High throughput screening of biosensors directly in mammalian cells enables live cell imaging and drug screening

by Longwei Liu

Fluorescent biosensors based on fluorescence resonance energy transfer (FRET), a microscope imaging technology that uses fluorescent color changes to measure active molecular actions, have revolutionized biomedical science by enabling the direct measurement of signaling activities in living cells.

However, scientists face a big challenge when developing FRET biosensors—they are largely developed by trial and error, making it cumbersome for scientists to identify high-performance FRET biosensors. Now, bioengineers at the University of California San Diego developed a technology that can identify such biosensors with ease.

The technology, called FRET-Seq platform, is the first to accomplish this feat. It couples FRET signals to next-generation sequencing techniques that are capable of screening large-scale libraries directly in mammalian cells. The FRET readings from single cells expressing the biosensors are then used to screen and sort cells into different groups. The sorted cells then get analyzed by next-generation sequencing, which helps scientists to identify the biosensor sequences.

The UC San Diego team, led by postdoctoral researcher Longwei Liu and former Ph.D. student Praopim Limsakul from the lab of bioengineering professor Peter Yingxiao Wang, detailed their work in a paper published Aug 19 in Nature Communications.

FRET-Seq also uses a new self-activating FRET (saFRET) design, in which a kinase domain is linked to the conventional biosensor and causes the activation. This design can overcome difficulties in mammalian-cell library screening caused by the heterogenic kinase activities from individual cells. Counter-sorting strategy associated with this design further improves both sensitivity and specificity of biosensors during the screening process.
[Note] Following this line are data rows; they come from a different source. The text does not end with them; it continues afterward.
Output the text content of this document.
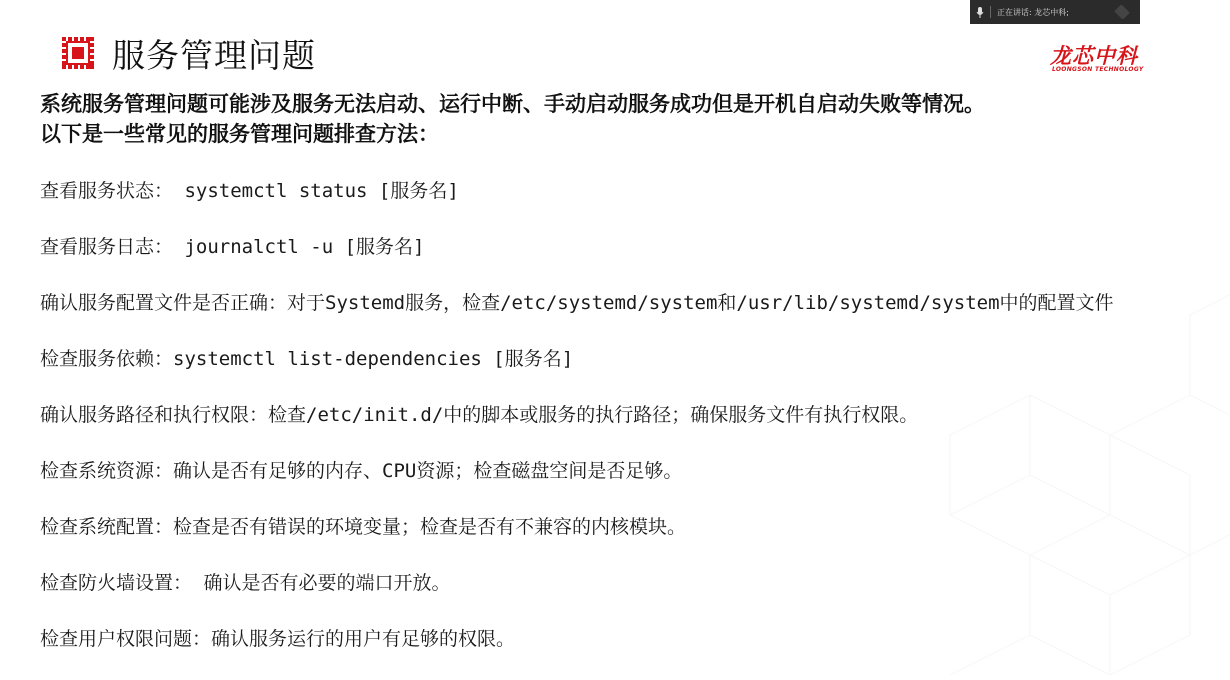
正在讲话: 龙芯中科;
服务管理问题	龙芯中科
LOONGSON TECHNOLOGY
系统服务管理问题可能涉及服务无法启动、运行中断、手动启动服务成功但是开机自启动失败等情况。
以下是一些常见的服务管理问题排查方法：
查看服务状态： systemctl status [服务名]
查看服务日志： journalctl -u [服务名]
确认服务配置文件是否正确：对于Systemd服务，检查/etc/systemd/system和/usr/lib/systemd/system中的配置文件
检查服务依赖：systemctl list-dependencies [服务名]
确认服务路径和执行权限：检查/etc/init.d/中的脚本或服务的执行路径；确保服务文件有执行权限。
检查系统资源：确认是否有足够的内存、CPU资源；检查磁盘空间是否足够。
检查系统配置：检查是否有错误的环境变量；检查是否有不兼容的内核模块。
检查防火墙设置： 确认是否有必要的端口开放。
检查用户权限问题：确认服务运行的用户有足够的权限。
The biosensors developed through this platform have better sensitivity when applied in live-cell imaging, which allows applications evaluating immune T cell functions and screening drugs. In fact, ZAP70 is a critical kinase involved in many diseases, including autoimmunity, organ transplant rejection, graft-versus-host disease, or B cell CLL. Using the ZAP70 biosensor designed in this work, Liu and colleagues have screened a kinase inhibitor library and identified several inhibitors, including FDA-approved cancer drugs, that can be repurposed to inhibit ZAP70 activity and hence, related autoimmune diseases.

Looking into the future, the team is extending this FRET-seq technology as a general platform for the development of other high-performance and ultrasensitive biosensors for single cell imaging. The team is also integrating the high content screening platforms equipped with fully automated cellular imaging apparatus and analysis algorithms to screen large-scale compound libraries for drug discovery.

Other contributors of this work include: Yan Huang, Reed E. S. Harrison, Tse-Shun Huang, Yiwen Shi, Yiyan Yu, Krit Charupanit, Sheng Zhong, Shaoying Lu, Jin Zhang, and Shu Chien as well as the team of Xianhui Meng and Jie Sun from Zhejiang University.